Chartered Institute of Taxation of Nigeria (CITN) has
advised the Lagos State Internal Revenue Service (LIRS) to develop
strategies on how to integrate the informal sector into the tax system.
Mark Anthony Dike, president, CITN, who made the call
last week at the eighth annual Lagos State Taxation Stakeholders’
Conference, said such strategies will improve tax revenue generation
from the sector “and also how to meet their specific needs as a means of
encouraging compliance.”
Speaking further on the topic “Tax Compliance in 2015
and Beyond: Fiscal Imperatives of Utilisation of Internally Generated
Revenue,” Dike said “we understand that tax authorities are facing
numerous challenges in taxing the informal sector and its size is
growing day by day.”
In his words, “the informal sector, also referred to as
informal economy or in tax parlance ‘the-hard-to-tax-group,’ is the part
of an economy that is not taxed, monitored or included in any National
Gross Product, unlike a formal economy. The self-employed that belongs
to the informal sector are outside the formal economy and generally are
not on anyone’s payroll.”
In a related development, the CITN president noted that
Nigerian tax laws do not predicate tax compliance on efforts of
government in providing and caring for the citizens before they come
forward with their taxes as with other climes.
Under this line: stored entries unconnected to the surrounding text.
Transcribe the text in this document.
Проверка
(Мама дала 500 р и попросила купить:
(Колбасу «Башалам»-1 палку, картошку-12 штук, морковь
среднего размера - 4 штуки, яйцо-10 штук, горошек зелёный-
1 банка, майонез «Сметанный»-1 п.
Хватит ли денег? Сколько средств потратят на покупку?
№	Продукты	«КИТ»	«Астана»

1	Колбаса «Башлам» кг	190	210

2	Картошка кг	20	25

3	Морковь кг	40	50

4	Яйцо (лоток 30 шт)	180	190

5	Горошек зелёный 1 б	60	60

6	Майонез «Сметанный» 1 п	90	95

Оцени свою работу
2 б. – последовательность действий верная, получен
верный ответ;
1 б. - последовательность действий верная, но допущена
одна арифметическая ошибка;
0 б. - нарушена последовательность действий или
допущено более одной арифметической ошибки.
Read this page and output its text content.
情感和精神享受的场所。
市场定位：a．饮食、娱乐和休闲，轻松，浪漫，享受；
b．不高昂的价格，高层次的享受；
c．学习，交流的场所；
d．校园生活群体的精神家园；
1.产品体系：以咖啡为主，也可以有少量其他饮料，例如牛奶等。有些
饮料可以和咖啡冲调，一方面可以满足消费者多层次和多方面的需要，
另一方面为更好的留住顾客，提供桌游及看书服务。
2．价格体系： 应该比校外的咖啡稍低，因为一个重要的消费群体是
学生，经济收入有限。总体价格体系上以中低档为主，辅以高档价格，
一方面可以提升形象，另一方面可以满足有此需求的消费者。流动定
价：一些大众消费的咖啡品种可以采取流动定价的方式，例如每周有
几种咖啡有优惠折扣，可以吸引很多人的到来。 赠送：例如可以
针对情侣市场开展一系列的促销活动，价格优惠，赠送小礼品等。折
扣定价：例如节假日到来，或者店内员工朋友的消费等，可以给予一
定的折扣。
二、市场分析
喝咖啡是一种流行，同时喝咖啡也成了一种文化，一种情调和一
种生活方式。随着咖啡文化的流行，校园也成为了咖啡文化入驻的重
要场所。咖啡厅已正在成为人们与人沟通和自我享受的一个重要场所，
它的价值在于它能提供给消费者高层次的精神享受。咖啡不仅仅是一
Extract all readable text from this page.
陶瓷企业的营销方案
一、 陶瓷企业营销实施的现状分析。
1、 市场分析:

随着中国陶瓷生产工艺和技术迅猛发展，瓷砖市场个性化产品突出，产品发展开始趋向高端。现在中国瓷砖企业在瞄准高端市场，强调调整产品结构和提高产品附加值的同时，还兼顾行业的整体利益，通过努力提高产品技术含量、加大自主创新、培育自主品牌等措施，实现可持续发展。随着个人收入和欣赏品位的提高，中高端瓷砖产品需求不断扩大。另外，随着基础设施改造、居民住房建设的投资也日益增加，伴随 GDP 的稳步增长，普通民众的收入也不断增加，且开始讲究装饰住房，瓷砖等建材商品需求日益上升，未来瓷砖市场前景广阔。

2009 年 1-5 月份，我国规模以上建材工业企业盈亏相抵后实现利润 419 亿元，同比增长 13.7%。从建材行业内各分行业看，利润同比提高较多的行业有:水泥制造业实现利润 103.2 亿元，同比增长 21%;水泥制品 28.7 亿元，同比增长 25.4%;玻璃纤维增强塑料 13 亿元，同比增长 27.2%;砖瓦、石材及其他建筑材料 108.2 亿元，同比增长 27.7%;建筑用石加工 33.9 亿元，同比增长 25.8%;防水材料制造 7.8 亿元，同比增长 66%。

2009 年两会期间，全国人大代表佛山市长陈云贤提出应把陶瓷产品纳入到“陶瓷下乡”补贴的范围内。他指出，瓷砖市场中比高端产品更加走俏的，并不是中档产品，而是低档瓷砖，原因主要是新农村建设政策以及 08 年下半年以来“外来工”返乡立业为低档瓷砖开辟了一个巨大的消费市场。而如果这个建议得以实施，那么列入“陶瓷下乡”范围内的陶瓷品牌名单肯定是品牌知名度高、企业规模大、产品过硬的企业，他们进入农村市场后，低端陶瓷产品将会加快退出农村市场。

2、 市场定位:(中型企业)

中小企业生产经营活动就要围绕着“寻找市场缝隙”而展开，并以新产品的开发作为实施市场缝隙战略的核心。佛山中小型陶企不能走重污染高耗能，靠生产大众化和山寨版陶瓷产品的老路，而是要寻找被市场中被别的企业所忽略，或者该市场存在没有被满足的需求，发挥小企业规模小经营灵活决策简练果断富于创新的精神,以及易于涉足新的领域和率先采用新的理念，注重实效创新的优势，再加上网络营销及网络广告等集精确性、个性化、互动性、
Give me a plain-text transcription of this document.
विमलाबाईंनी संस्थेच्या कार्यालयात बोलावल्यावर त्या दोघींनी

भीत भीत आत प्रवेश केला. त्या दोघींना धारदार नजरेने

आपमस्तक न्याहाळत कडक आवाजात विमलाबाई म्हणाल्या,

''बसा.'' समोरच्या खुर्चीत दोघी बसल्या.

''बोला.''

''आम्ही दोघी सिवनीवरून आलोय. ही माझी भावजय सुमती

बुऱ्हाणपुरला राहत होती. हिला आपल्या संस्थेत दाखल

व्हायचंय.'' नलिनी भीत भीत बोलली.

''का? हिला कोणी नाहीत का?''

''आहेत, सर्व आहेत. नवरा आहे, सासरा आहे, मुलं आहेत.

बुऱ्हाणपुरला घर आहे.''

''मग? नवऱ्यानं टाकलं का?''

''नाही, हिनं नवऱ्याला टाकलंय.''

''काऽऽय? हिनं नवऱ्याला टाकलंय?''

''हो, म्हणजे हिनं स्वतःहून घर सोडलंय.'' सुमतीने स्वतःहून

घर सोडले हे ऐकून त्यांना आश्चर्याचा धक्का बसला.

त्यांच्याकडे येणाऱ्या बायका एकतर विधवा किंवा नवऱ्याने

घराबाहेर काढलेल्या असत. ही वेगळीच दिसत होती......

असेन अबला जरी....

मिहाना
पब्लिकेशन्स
“However, the social contract between government and
taxpayers bind both sides in the interest of economic prosperity and
development. Both parties must know their rights and exercise same
responsibly,” the Institute’s president said.
He further said: “For the taxpayers, calls for defunding
of badly behaved government agencies that become an economic drag on
the commonwealth should not sound out of place as government performance
also constitutes part of the measurement yardstick for determining
continued flow of resources from the hands of the citizens to the public
coffers.”
The CITN president further said that while some
governments, especially at the state level, had over the years,
deliberately tinkered with their revenue mix for funding operations
thereby insulating the operations of government from oil revenue
volatility, to a large extent, others had left Nigerians asking the all
too obvious question how we chose not to establish a marked departure of
doing things differently after over 35 years since the last oil glut.
“The struggle is on to maintain a foothold on
macroeconomic indicators which are basic rudiments to measure economic
stability. The naira now exchanges for between N185 – N195/$1, depending
on where the foreign exchange is being sourced. The nation’s foreign
reserve is also not spared and it remains a matter of time before we see
the contagious effect on interest rates and inflation rates as well.
“In all, the nation’s revenue profile today looks bleak and dire such
that it has developed different economic austerity gears in the form of
scenarios, changes to which might impact positively or negatively, on
the macroeconomic indicators,” Dike said.